Frits Bode was 22 jaar oud, toen hij in 1948 dirigent werd van Halleluja. Een koor leiden was echter ook niet zijn grootste liefde. Zijn hart lag namelijk in de eerste plaats bij de Christelijke Muziekvereniging ‘Valerius’ op Urk, waar hij vanaf zijn vijftiende lid van was. Nadat hij gestopt was met orgellessen, meldde hij zich aan bij Gerard Boedijn in Hoorn. Gerard Boedijn (1893-1972) was volgens Johan van der Sloot “toen één van de grote componisten in Nederland. Hij was de nestor van de harmonie en fanfare, een groot dirigent. Frits toonde zich een goede leerling. Johan van der Sloot: “Men zegt dat als hij dirigeerde hij zo een kopie was van Boedijn zijn leermeester. Ik heb Boedijn één keer ontmoet. Toen kwam hij op Urk voor een verjaardag van Frits. Hij was vol lof. Hij zei: ‘Ik heb heel veel leerlingen gehad in de muziek, maar dan doe je de teleurstellende ontdekking dat van al je werk eigenlijk niets over blijft. Want er zijn maar heel weinig mensen die iets in de muziek presteren. Ik heb twee leerlingen gehad, waar ik trots op ben en die wat zijn geworden. Dat zijn Bode, en Henri Arends, dirigent van het Noordhollands Philharmonisch Orkest.’ Dat heb ik persoonlijk van Boedijn gehoord.”
In 1954 werd Frits Bode op 28-jarige leeftijd dirigent van Valerius. Om zich verder in het vak te bekwamen volgde hij na Boedijn lessen bij Meindert Boekel en Piet Ketting. Meindert Boeket (1914-1989) had destijds de leiding over het NCRV-orkest en werd in 1959 bij de Nederlandse Radio Unie dirigent van het Groot Omroepkoor.

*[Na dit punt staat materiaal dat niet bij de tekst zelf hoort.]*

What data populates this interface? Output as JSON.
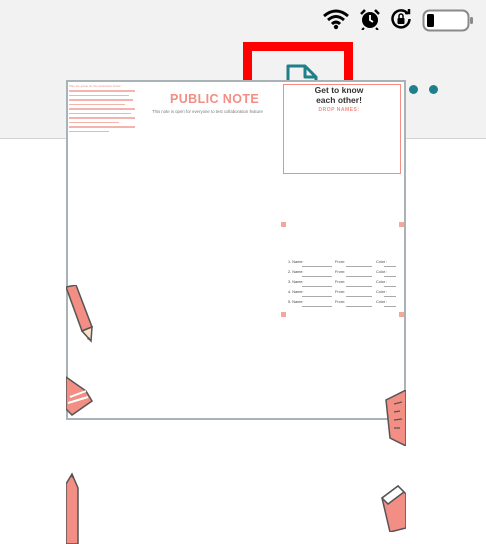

Piet Ketting (1905-1984) was dirigent van het Rotterdams Kamerorkest.
In 1960 bezocht Frits Bode het Utrechts Conservatorium om het fel begeerde diploma ‘Harmonie- en fanfaredirectie’ te halen. Dit lukte hem in 1964. Als gediplomeerd orkestdirigent slaagde Frits Bode erin om Valerius binnen drie jaar om te vormen tot een brassband. Dit was noodzakelijk omdat veel leden van het Urker muziekkorps door de week als visser op zee verkeerden. Hierdoor was het moeilijk om het voor een fanfarekorps vereiste minimumaantal van ongeveer veertig personen bij elkaar te krijgen. Voor een brassband waren daarentegen slechts 25 blazers en twee slagwerkers nodig. Met een garantie van de gemeente Urk kon in 1967 een lening worden afgesloten voor de aanschaf van nieuwe instrumenten. Frits Bode zou tot aan zijn dood in 1990 Valerius leiden.
Frits Bode als koordirigent van Halleluja
Frits Bode heeft met Valerius faam gemaakt, maar hij is toch vooral als koordirigent bekend geworden. De fanfare was zijn hobby, maar het dirigeren van koren was zijn brood. Hij was 22 jaar oud toen hij dirigent werd van Christelijk Mannenkoor Halleluja. Het koor telde destijds slechts 30 leden. Het ledenaantal nam ras toe en Frits Bode maakte ook met zijn koor al spoedig faam. Hij nam met Halleluja deel aan concoursen die destijds door de Koninklijke Bond van Zang- en Oratoriumverenigingen in Nederland werden georganiseerd. Koren waren ingedeeld in afdelingen. Ze begonnen normaliter in de onderste afdeling, de vierde. Behaalde een koor tijdens een concours van de Bond de eerste prijs in zijn afdeling, dan promoveerde het naar de volgende. De hoogste afdelingen waren de ere- en de superieure afdeling.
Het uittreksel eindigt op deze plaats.